# Agenda

1. Reading the data into a pandas dataframe
2. Exploring the dataset
3. Trying a basic model and see its accuracy

In [3]:
!pip install pyconll
!pip install nltk



In [4]:
import pyconll
import matplotlib.pyplot as plt
import pandas as pd
import numpy as np
import re

## Reading the data into a pandas dataframe

In [5]:
file_path = '/kaggle/input/ud-arabic-padt/ar_padt-ud-train.conllu'
dataset = pyconll.load_from_file(file_path)

dev_path= '/kaggle/input/ud-arabic-padt/ar_padt-ud-dev.conllu'
dev_dataset = pyconll.load_from_file(dev_path)

test_path ='/kaggle/input/ud-arabic-padt/ar_padt-ud-test.conllu'
test_dataset = pyconll.load_from_file(test_path)

In [6]:
def get_df(dataset):
    # Initialize lists to store data
    samples = []

    # Iterate over a few sentences to collect samples
    for i, sentence in enumerate(dataset):
        # Initialize lists to store tokens and POS tags for the current sentence
        tokens = []
        pos_tags = []
        # Iterate over tokens in the sentence and collect data
        for token in sentence:
            tokens.append(token.form)
            pos_tags.append(token.upos)
        # Append data for the current sentence as a tuple (word form, POS tag)
        samples.append((tokens, pos_tags))

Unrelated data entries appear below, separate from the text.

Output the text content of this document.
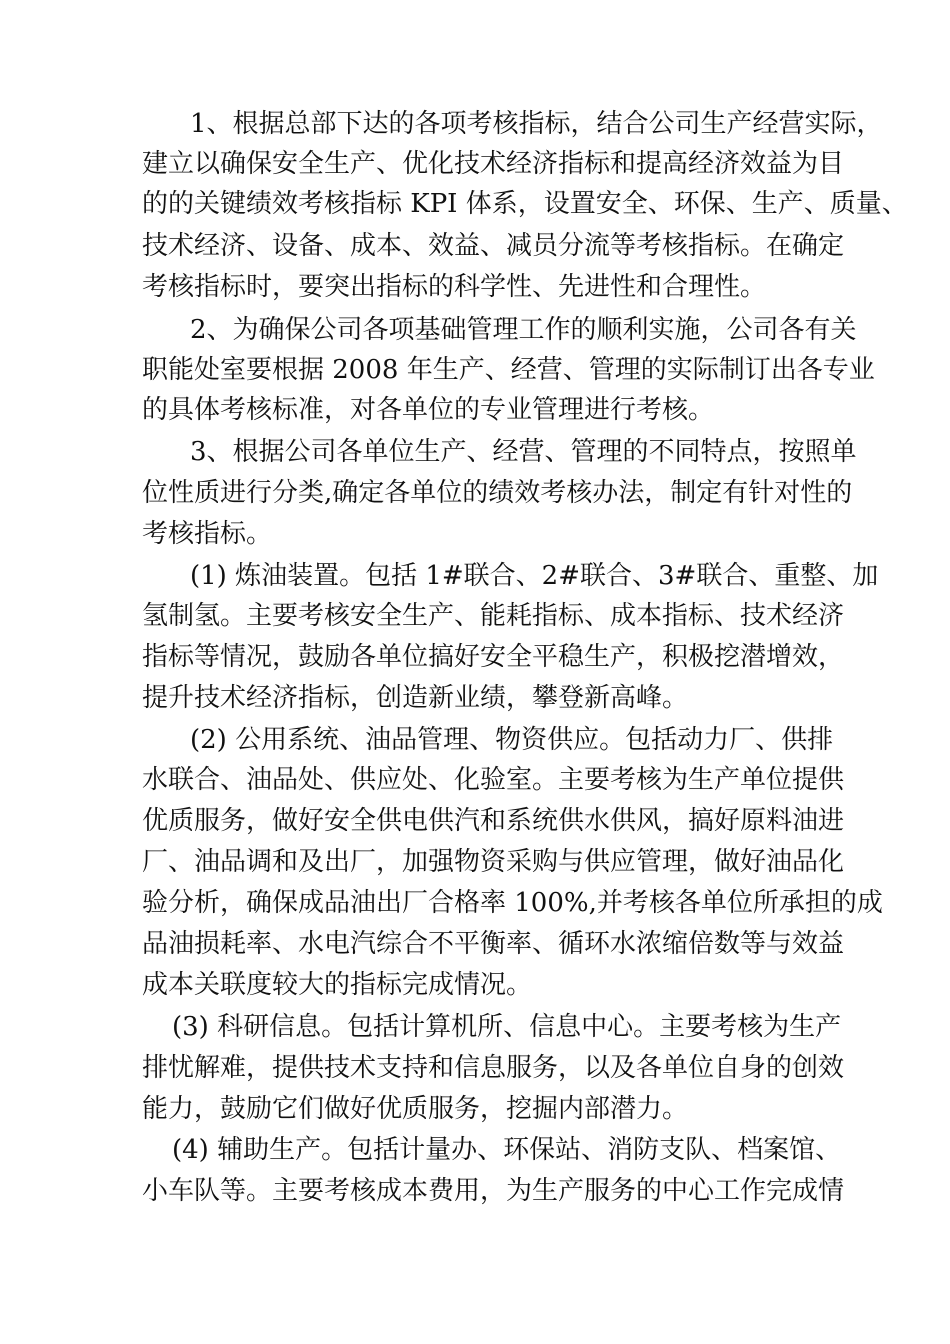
1、根据总部下达的各项考核指标，结合公司生产经营实际，

建立以确保安全生产、优化技术经济指标和提高经济效益为目

的的关键绩效考核指标 KPI 体系，设置安全、环保、生产、质量、

技术经济、设备、成本、效益、减员分流等考核指标。在确定

考核指标时，要突出指标的科学性、先进性和合理性。

2、为确保公司各项基础管理工作的顺利实施，公司各有关

职能处室要根据 2008 年生产、经营、管理的实际制订出各专业

的具体考核标准，对各单位的专业管理进行考核。

3、根据公司各单位生产、经营、管理的不同特点，按照单

位性质进行分类,确定各单位的绩效考核办法，制定有针对性的

考核指标。

(1) 炼油装置。包括 1#联合、2#联合、3#联合、重整、加

氢制氢。主要考核安全生产、能耗指标、成本指标、技术经济

指标等情况，鼓励各单位搞好安全平稳生产，积极挖潜增效，

提升技术经济指标，创造新业绩，攀登新高峰。

(2) 公用系统、油品管理、物资供应。包括动力厂、供排

水联合、油品处、供应处、化验室。主要考核为生产单位提供

优质服务，做好安全供电供汽和系统供水供风，搞好原料油进

厂、油品调和及出厂，加强物资采购与供应管理，做好油品化

验分析，确保成品油出厂合格率 100%,并考核各单位所承担的成

品油损耗率、水电汽综合不平衡率、循环水浓缩倍数等与效益

成本关联度较大的指标完成情况。

(3) 科研信息。包括计算机所、信息中心。主要考核为生产

排忧解难，提供技术支持和信息服务，以及各单位自身的创效

能力，鼓励它们做好优质服务，挖掘内部潜力。

(4) 辅助生产。包括计量办、环保站、消防支队、档案馆、

小车队等。主要考核成本费用，为生产服务的中心工作完成情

    # Create a DataFrame from the collected samples
    return pd.DataFrame(samples, columns=['sent', 'pos_tags'])

# Print the Data
df = get_df(dataset)
df.head()

Unnamed: 0,sent,pos_tags
0,"[برلين, ترفض, حصول, شركة, اميركية, على, رخصة, ...","[X, VERB, NOUN, NOUN, ADJ, ADP, NOUN, NOUN, NO..."
1,"[برلين, 15, -, 7, (, اف, ب, ), -, افادت, صحيفة...","[X, NUM, PUNCT, NUM, PUNCT, X, X, PUNCT, PUNCT..."
2,"[وفي, و, في, نيسان, /, ابريل, الماضي, ،, تخلت,...","[None, CCONJ, ADP, NOUN, PUNCT, NOUN, ADJ, PUN..."
3,"[وكانت, و, كانت, خسائر, المجموعة, الاسبانية, ا...","[None, CCONJ, VERB, NOUN, NOUN, ADJ, ADJ, VERB..."
4,"[واشارت, و, أشارت, صحيفة, الاحد, الى, ان, المس...","[None, CCONJ, VERB, NOUN, NOUN, ADP, SCONJ, NO..."


In [None]:
df.shape

In [None]:
df["sent"][0]

In [None]:
df["pos_tags"][0]

## dividing

In [7]:
dev_df= get_df(dev_dataset)
test_df= get_df(test_dataset)

## Exploring the dataset

In [None]:
# Initialize lists to store data
samples = {}
tokens = []
pos_tags = []
for i, sentence in enumerate(dataset):
    # Iterate over tokens in the sentence and collect data
    for token in sentence:
        tokens.append(token.form)
        pos_tags.append(token.upos)
    # Append data for the current sentence as a tuple (word form, POS tag)
samples["tokens"]=tokens
samples["pos_tags"]=pos_tags

# Create a DataFrame from the collected samples
df2 = pd.DataFrame(samples)

# Print the Data
df2.head()

In [None]:
df2.shape

In [None]:
df2.describe()

In [None]:
df2.pos_tags.value_counts()

In [None]:
df2['pos_tags'].value_counts().plot.bar()

In [None]:
print(len(df2))

### Can a token have 2 different POS tags?

Short answer: **Yes!**

#### Long answer:

In [None]:
t_d={}
for i in range(len(df2)):
    if df2["tokens"][i] in t_d.keys():
        t_d[df2["tokens"][i]].append(df2["pos_tags"][i])
    else:
        t_d[df2["tokens"][i]]=[]
counter = 20
sum=0
for i in t_d.keys():
    c=len(set(t_d[i]))
    if c>1:
        sum+=1
        if counter>0:
            counter-=1
            print(i,set(t_d[i]))
print("total",sum)

## Modelling

In [8]:
from keras.preprocessing.sequence import pad_sequences
import tensorflow as tf
from sklearn.model_selection import train_test_split
from tensorflow.keras.layers import Embedding, LSTM, Dense, TimeDistributed, SimpleRNN
from tensorflow.keras.models import Sequential

In [9]:
def get_numbers(df):
    # Convert tokens and POS tags to numeric representation
    vocab = set([word for sentence in df["sent"] for word in sentence])
    pos_tag_set = set([tag for tags in df["pos_tags"] for tag in tags])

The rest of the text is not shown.